Kafami hafifçe kaldırdığımda Barlas ve Cenk ahilerimin, köşede Hanif abilerle birlikte çekirdek çıtlayarak bize baktığını görmüştüm. Gülmemek adına dudaklarımı üst üste bastırdım. "Hâlâ gülüyor, yazık ki ne yazık!"

Kafami kaldırdım ve bunu söyleyen kadına baktım. Abim benden önce davranmıştı. "Gülüyor çünkü benim size yapacaklarımı biliyor! Kardeşime el kaldırırken parmağından yüzüğe de mi dikkat etmediniz!? Dincsoylar, bu kıza el kaldıranın elini kopartır da mı demediniz!?" Deyip etrafta fısıldaşan erkek ve kadınlara bakıp yüzünü buruşturmuştu. Yanıma adımladı ve önce dudağıma bakıp sonra Selim'in yüzüne baktı. Sırayla kuzenleri de inceledikten sonra daha sakin bir şekilde salonun ortasında durdu. 

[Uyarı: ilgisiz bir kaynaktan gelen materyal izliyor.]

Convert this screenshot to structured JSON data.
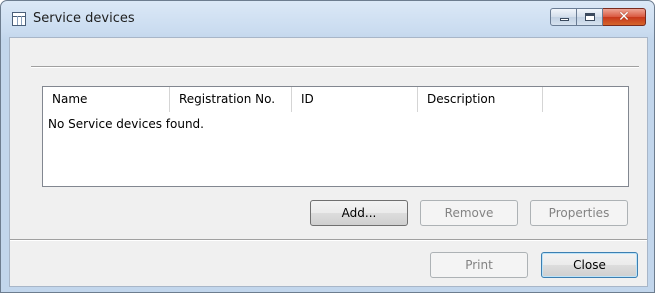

"Bundan böyle tüm Antep'te biline; artık Zemherogullarıyla Eroğullarının hiçbir bağı kalmadı! Onlar bu bağı kendi elleriyle kopardılar. Şimdi varın gidin evlerinize, bundan sonra çocuklarımıza bırakın eli, isimlerini dilinizde zikrederseniz sizin ensenizde biterim! Defolun şimdi konağımdan!" 

Bağırışı bütün konağı ayaklandırırken ben bu tartışmanın böyle bir yere varacağını asla düşünmemiştim çünkü bu insanlar uzunca bir süredir birlikteydi. 

Bayram Ağa, "Bir şey demeyecek misin Nasuh ağa?! Torunun bizi konağınızdan kovuyor?!" Diye bağırdığında dedem ona döndü. "Torunum ne dediyse haklı demiş. Eksik var fazla yok. Ben aylar öncesinde insanları toplayıp karşıma alırken, yabancıların torununa saygıda kusur edeceğini zannetmiştim. Laaakiin benim dost dediğim adamın ailesi, uğruna Antep'i önüne sereceğim torunuma saygısızlık ediyor. Varın gidin evlerinize yoksa torunlarım, bu defa işlerini yarıda bırakmayacaklar!" Demişti.

Insanlar hızla dağılırken dolu gözlerimi aileme çevirdim. Abim dışında kimsenin önceliği olmamıştım hicbir zaman ancak şimdi, kocaman bir geniş ailenin önceliğiydim. 

Uzun kollu crobu biraz daha çekiştirdim ve elimin tersiyle gözlerimi silmeye çabaladım lakin başlamıştım ve susmam için zaman gerekliydi. Bana dönen gözlerle birlikte dedem direkt oturduğu yerden ayaklandı ve yanımıza geldi. Yanımdaki boşluğa oturup yüzümü avuçları arasına aldı. "Torunum, ne için ağlarsın?" Diye sorunca gözyaşlarım daha hızlı düşmeye başladı yanaklarıma.